For Creamer Media in Johannesburg, this is Polity’s daily newsletter.
Making headlines:
Ramaphosa recommits to political, economic ties with Jinping ahead of China-Africa Summit
Dept confirms large decreases in petrol, diesel for Sept
And, Mpox patients lack medicine, food, in east DR Congo hospital
Ramaphosa recommits to political, economic ties with Jinping ahead of China-Africa Summit
Ahead of the ninth Forum on China-Africa Cooperation Summit, on Thursday, President Cyril Ramaphosa met with Chinese President Xi Jinping, in Beijing, where Ramaphosa reaffirmed South Africa and China’s “mutually beneficial political and economic ties”.

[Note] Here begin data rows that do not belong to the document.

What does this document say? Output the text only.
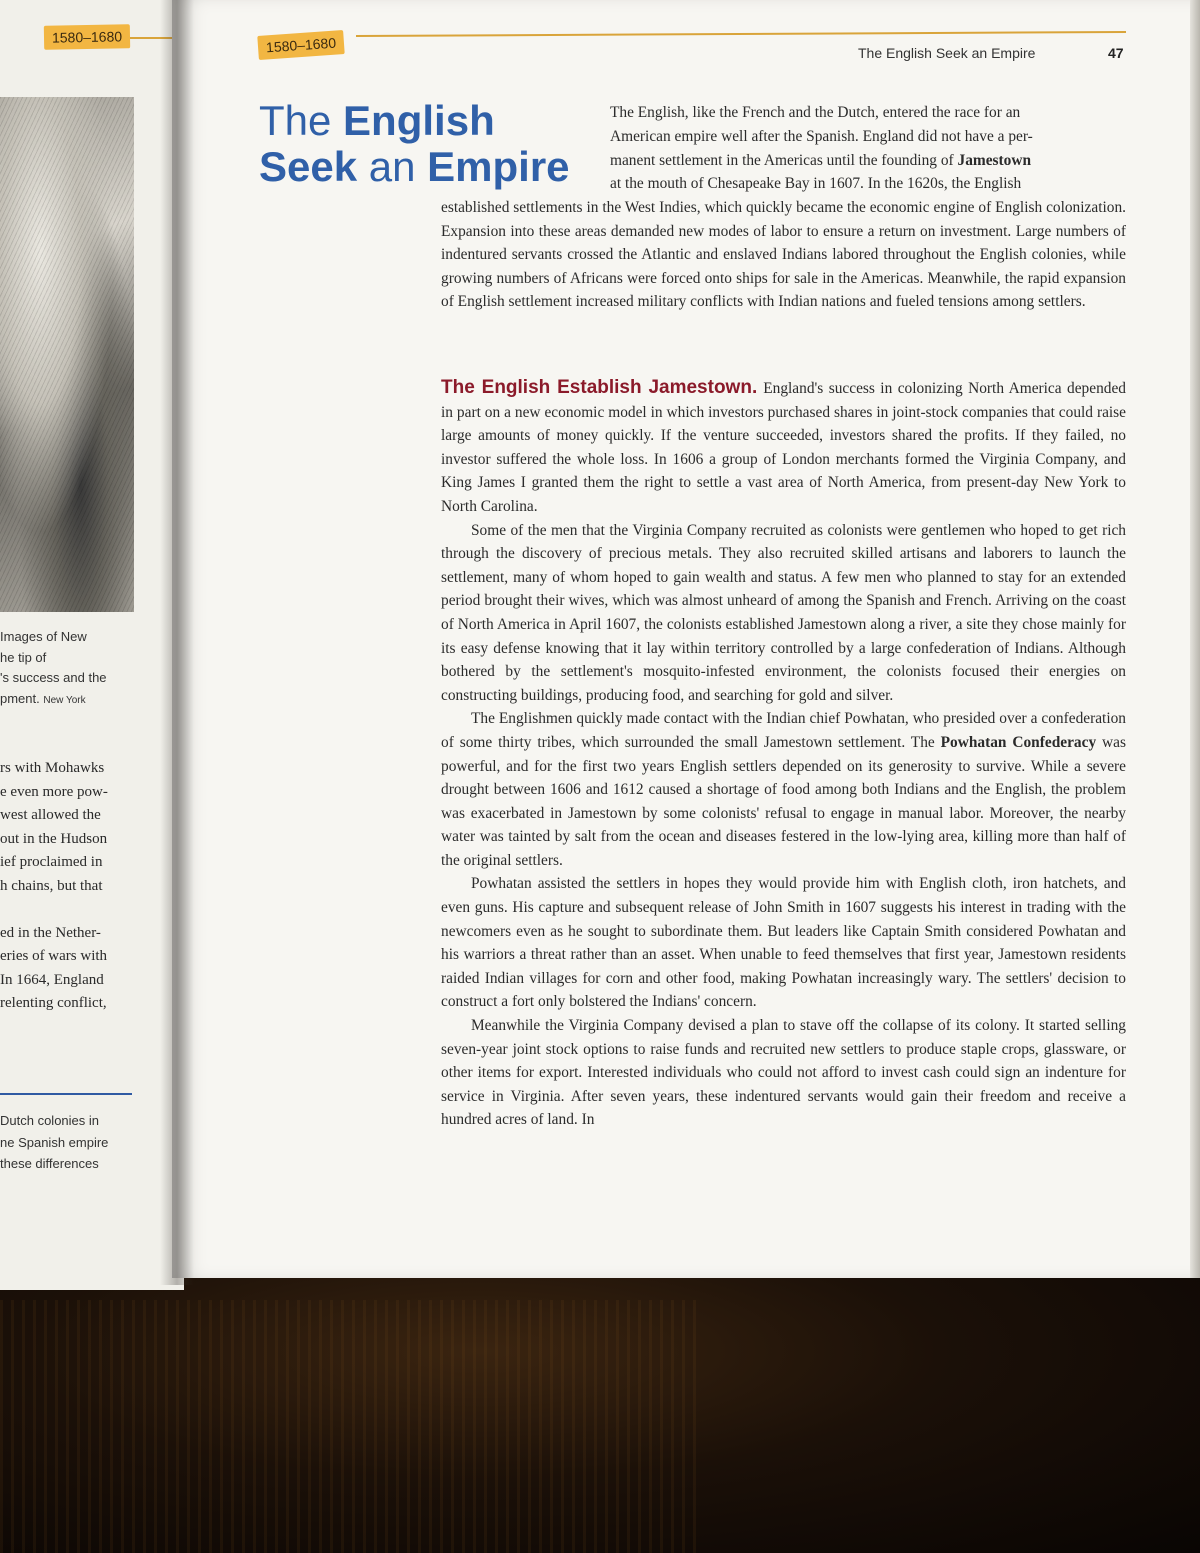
1580–1680
Images of New
he tip of
's success and the
pment. New York
rs with Mohawks
e even more pow-
west allowed the
out in the Hudson
ief proclaimed in
h chains, but that
ed in the Nether-
eries of wars with
In 1664, England
relenting conflict,
Dutch colonies in
ne Spanish empire
these differences
1580–1680	The English Seek an Empire	47
The English
Seek an Empire
The English, like the French and the Dutch, entered the race for an
American empire well after the Spanish. England did not have a per-
manent settlement in the Americas until the founding of Jamestown
at the mouth of Chesapeake Bay in 1607. In the 1620s, the English

established settlements in the West Indies, which quickly became the economic engine of English colonization. Expansion into these areas demanded new modes of labor to ensure a return on investment. Large numbers of indentured servants crossed the Atlantic and enslaved Indians labored throughout the English colonies, while growing numbers of Africans were forced onto ships for sale in the Americas. Meanwhile, the rapid expansion of English settlement increased military conflicts with Indian nations and fueled tensions among settlers.

The English Establish Jamestown. England's success in colonizing North America depended in part on a new economic model in which investors purchased shares in joint-stock companies that could raise large amounts of money quickly. If the venture succeeded, investors shared the profits. If they failed, no investor suffered the whole loss. In 1606 a group of London merchants formed the Virginia Company, and King James I granted them the right to settle a vast area of North America, from present-day New York to North Carolina.

Some of the men that the Virginia Company recruited as colonists were gentlemen who hoped to get rich through the discovery of precious metals. They also recruited skilled artisans and laborers to launch the settlement, many of whom hoped to gain wealth and status. A few men who planned to stay for an extended period brought their wives, which was almost unheard of among the Spanish and French. Arriving on the coast of North America in April 1607, the colonists established Jamestown along a river, a site they chose mainly for its easy defense knowing that it lay within territory controlled by a large confederation of Indians. Although bothered by the settlement's mosquito-infested environment, the colonists focused their energies on constructing buildings, producing food, and searching for gold and silver.

The Englishmen quickly made contact with the Indian chief Powhatan, who presided over a confederation of some thirty tribes, which surrounded the small Jamestown settlement. The Powhatan Confederacy was powerful, and for the first two years English settlers depended on its generosity to survive. While a severe drought between 1606 and 1612 caused a shortage of food among both Indians and the English, the problem was exacerbated in Jamestown by some colonists' refusal to engage in manual labor. Moreover, the nearby water was tainted by salt from the ocean and diseases festered in the low-lying area, killing more than half of the original settlers.

Powhatan assisted the settlers in hopes they would provide him with English cloth, iron hatchets, and even guns. His capture and subsequent release of John Smith in 1607 suggests his interest in trading with the newcomers even as he sought to subordinate them. But leaders like Captain Smith considered Powhatan and his warriors a threat rather than an asset. When unable to feed themselves that first year, Jamestown residents raided Indian villages for corn and other food, making Powhatan increasingly wary. The settlers' decision to construct a fort only bolstered the Indians' concern.

Meanwhile the Virginia Company devised a plan to stave off the collapse of its colony. It started selling seven-year joint stock options to raise funds and recruited new settlers to produce staple crops, glassware, or other items for export. Interested individuals who could not afford to invest cash could sign an indenture for service in Virginia. After seven years, these indentured servants would gain their freedom and receive a hundred acres of land. In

Speaking at a welcome ceremony held for him, Ramaphosa expressed delight in Jinping’s proposal to upgrade China’s Comprehensive Strategic Partnership to an All-Round Strategic Cooperative Partnership with South Africa.

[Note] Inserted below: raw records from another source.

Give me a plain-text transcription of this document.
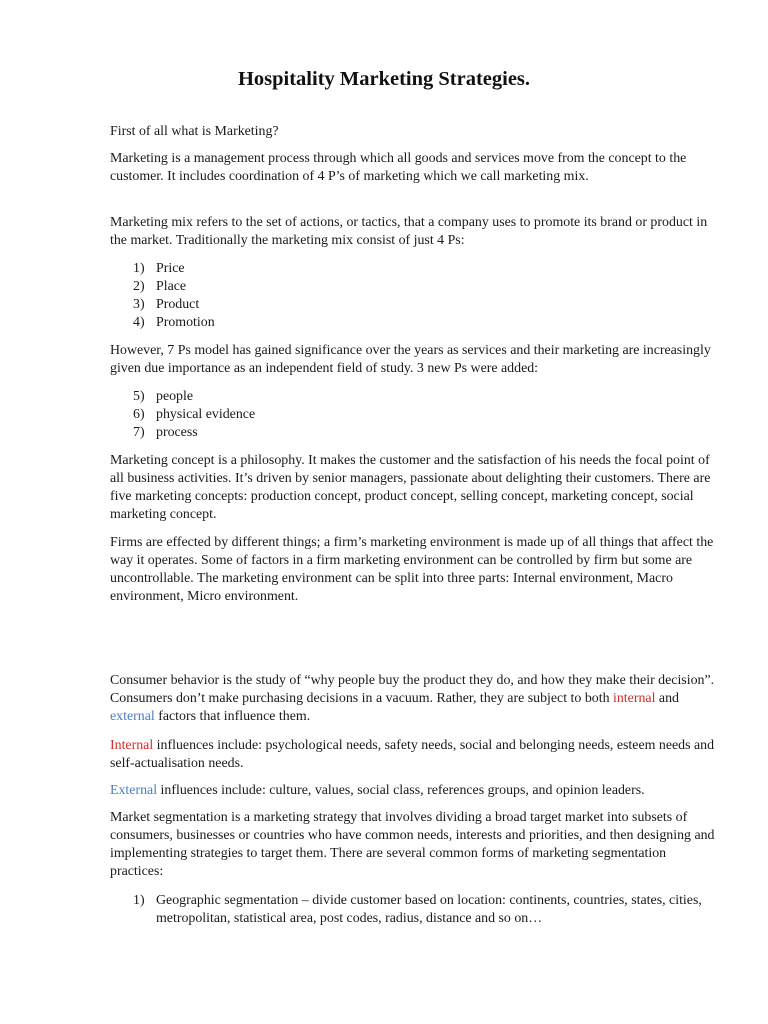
Hospitality Marketing Strategies.

First of all what is Marketing?

Marketing is a management process through which all goods and services move from the concept to the customer. It includes coordination of 4 P’s of marketing which we call marketing mix.

Marketing mix refers to the set of actions, or tactics, that a company uses to promote its brand or product in the market. Traditionally the marketing mix consist of just 4 Ps:

1) Price
2) Place
3) Product
4) Promotion

However, 7 Ps model has gained significance over the years as services and their marketing are increasingly given due importance as an independent field of study. 3 new Ps were added:

5) people
6) physical evidence
7) process

Marketing concept is a philosophy. It makes the customer and the satisfaction of his needs the focal point of all business activities. It’s driven by senior managers, passionate about delighting their customers. There are five marketing concepts: production concept, product concept, selling concept, marketing concept, social marketing concept.

Firms are effected by different things; a firm’s marketing environment is made up of all things that affect the way it operates. Some of factors in a firm marketing environment can be controlled by firm but some are uncontrollable. The marketing environment can be split into three parts: Internal environment, Macro environment, Micro environment.

Consumer behavior is the study of “why people buy the product they do, and how they make their decision”. Consumers don’t make purchasing decisions in a vacuum. Rather, they are subject to both internal and external factors that influence them.

Internal influences include: psychological needs, safety needs, social and belonging needs, esteem needs and self-actualisation needs.

External influences include: culture, values, social class, references groups, and opinion leaders.

Market segmentation is a marketing strategy that involves dividing a broad target market into subsets of consumers, businesses or countries who have common needs, interests and priorities, and then designing and implementing strategies to target them. There are several common forms of marketing segmentation practices:

1) Geographic segmentation – divide customer based on location: continents, countries, states, cities, metropolitan, statistical area, post codes, radius, distance and so on…
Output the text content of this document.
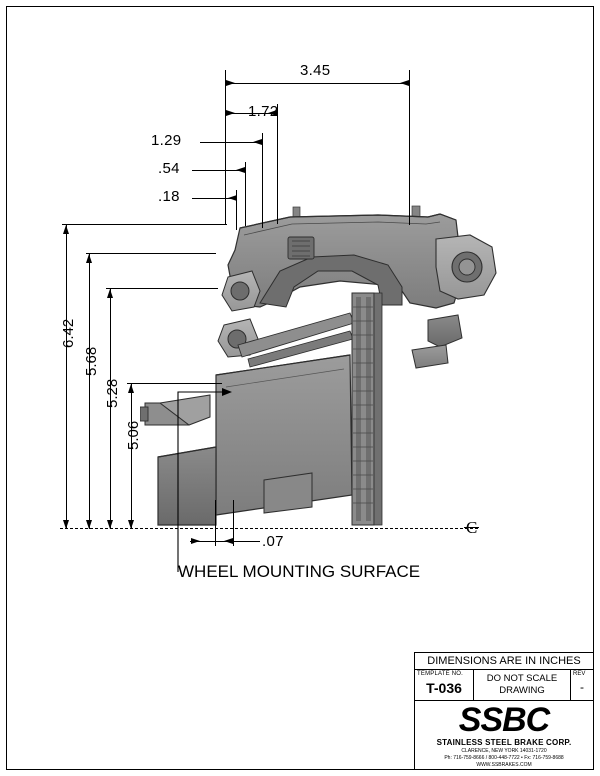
3.45
1.72
1.29
.54
.18
.07
6.42
5.68
5.28
5.06
WHEEL MOUNTING SURFACE
DIMENSIONS ARE IN INCHES
TEMPLATE NO.
T-036
DO NOT SCALE
DRAWING
REV
-
SSBC
STAINLESS STEEL BRAKE CORP.
CLARENCE, NEW YORK 14031-1720
Ph: 716-759-8666 / 800-448-7722 • Fx: 716-759-8688
WWW.SSBRAKES.COM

China has multiple such strategic partnerships with African and Asian countries.
He described China and South Africa’s political relationship as a foundation of an “unwavering and valuable friendship”.
Ramaphosa committed to promote African interests, as well as those of the Global South.

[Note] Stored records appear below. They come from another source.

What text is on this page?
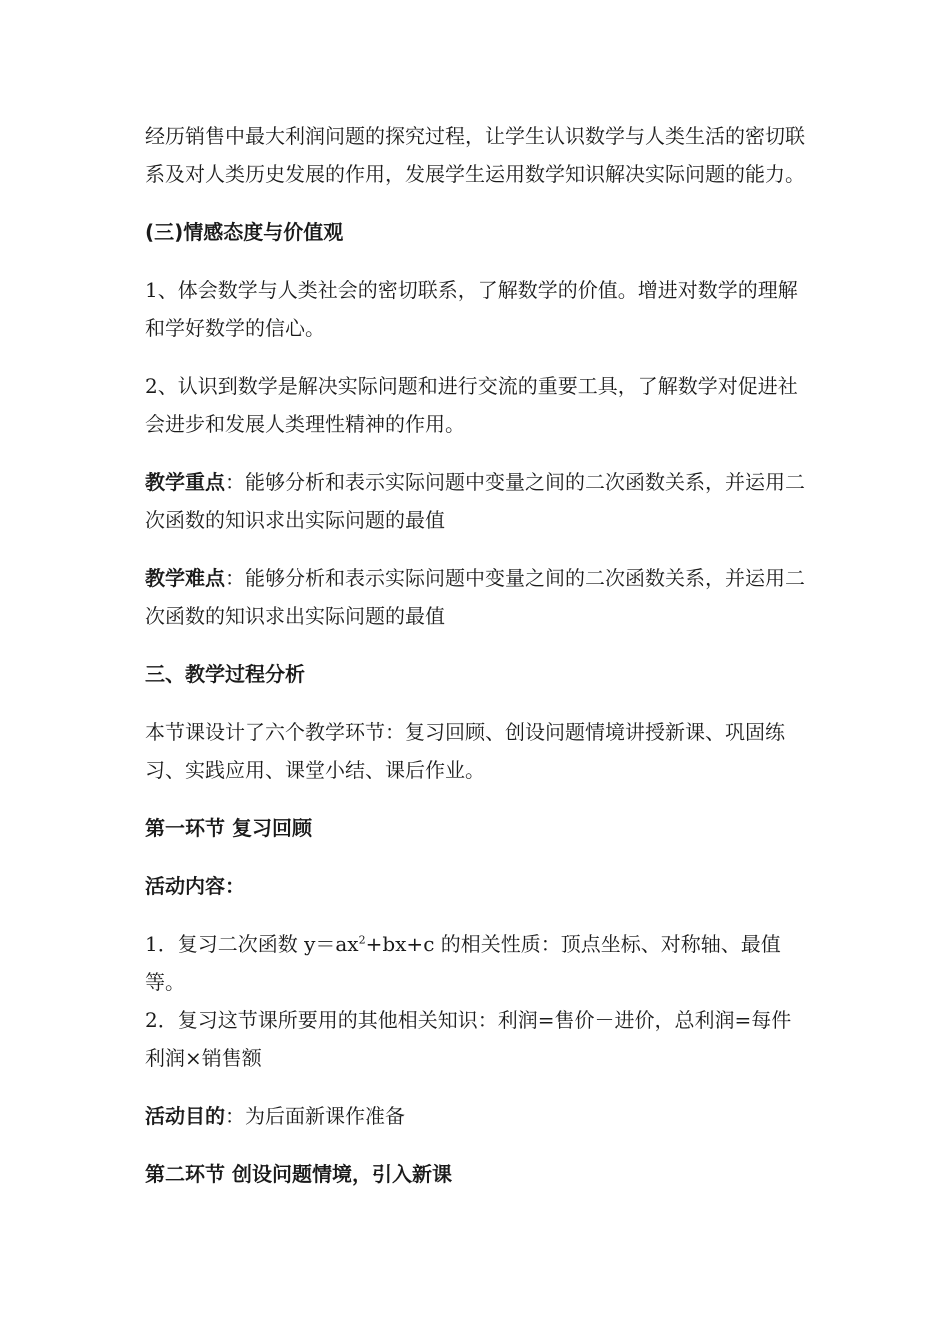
经历销售中最大利润问题的探究过程，让学生认识数学与人类生活的密切联系及对人类历史发展的作用，发展学生运用数学知识解决实际问题的能力。

(三)情感态度与价值观

1、体会数学与人类社会的密切联系，了解数学的价值。增进对数学的理解和学好数学的信心。

2、认识到数学是解决实际问题和进行交流的重要工具，了解数学对促进社会进步和发展人类理性精神的作用。

教学重点：能够分析和表示实际问题中变量之间的二次函数关系，并运用二次函数的知识求出实际问题的最值

教学难点：能够分析和表示实际问题中变量之间的二次函数关系，并运用二次函数的知识求出实际问题的最值

三、教学过程分析

本节课设计了六个教学环节：复习回顾、创设问题情境讲授新课、巩固练习、实践应用、课堂小结、课后作业。

第一环节 复习回顾

活动内容：

1．复习二次函数 $y=ax^2+bx+c$ 的相关性质：顶点坐标、对称轴、最值等。

2．复习这节课所要用的其他相关知识：利润=售价－进价，总利润=每件利润×销售额

活动目的：为后面新课作准备

第二环节 创设问题情境，引入新课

Dept confirms large decreases in petrol, diesel for Sept
The Department of Mineral Resources and Energy, which is being split into the Department of Mineral and Petroleum Resources and the Department of Electricity and Energy, has confirmed that petrol prices will decrease by 92c/ℓ.
The price of diesel (0.05% sulphur) will decrease by 79c/ℓ and diesel (0.005% sulphur) will decrease by 105c/ℓ.
The decrease in prices was driven by a decrease in crude oil prices and the appreciation of the rand against the dollar.
Also, the DMRE has approved a 5.3c/ℓ increase in the price structures of petrol to accommodate the wage increase for forecourt employees.
Mpox patients lack medicine, food, in east DR Congo hospital
Dozens of feverish patients lay on thin mattresses on the floor of a makeshift mpox isolation ward in east Democratic Republic of Congo, as overstretched hospital workers grappled with drug shortages and lack of space to accommodate the influx.
Congo is the epicentre of an mpox outbreak that the World Health Organization declared to be a global public health emergency last month.
Vaccines are set to arrive within days to fight the new strain of the virus, while Congo's President Felix Tshisekedi has allowed a first $10-million disbursement to fight the outbreak.
But at the hospital complex in the town of Kavumu, where 900 symptomatic patients have been taken in over the past three months, health workers are desperate for support.
The head of Congo's mpox response team, Cris Kacita, acknowledged that parts of the vast central African country lacked medicine and that dispatching donations, including 115 tonnes of medicine from the World Bank, was a priority.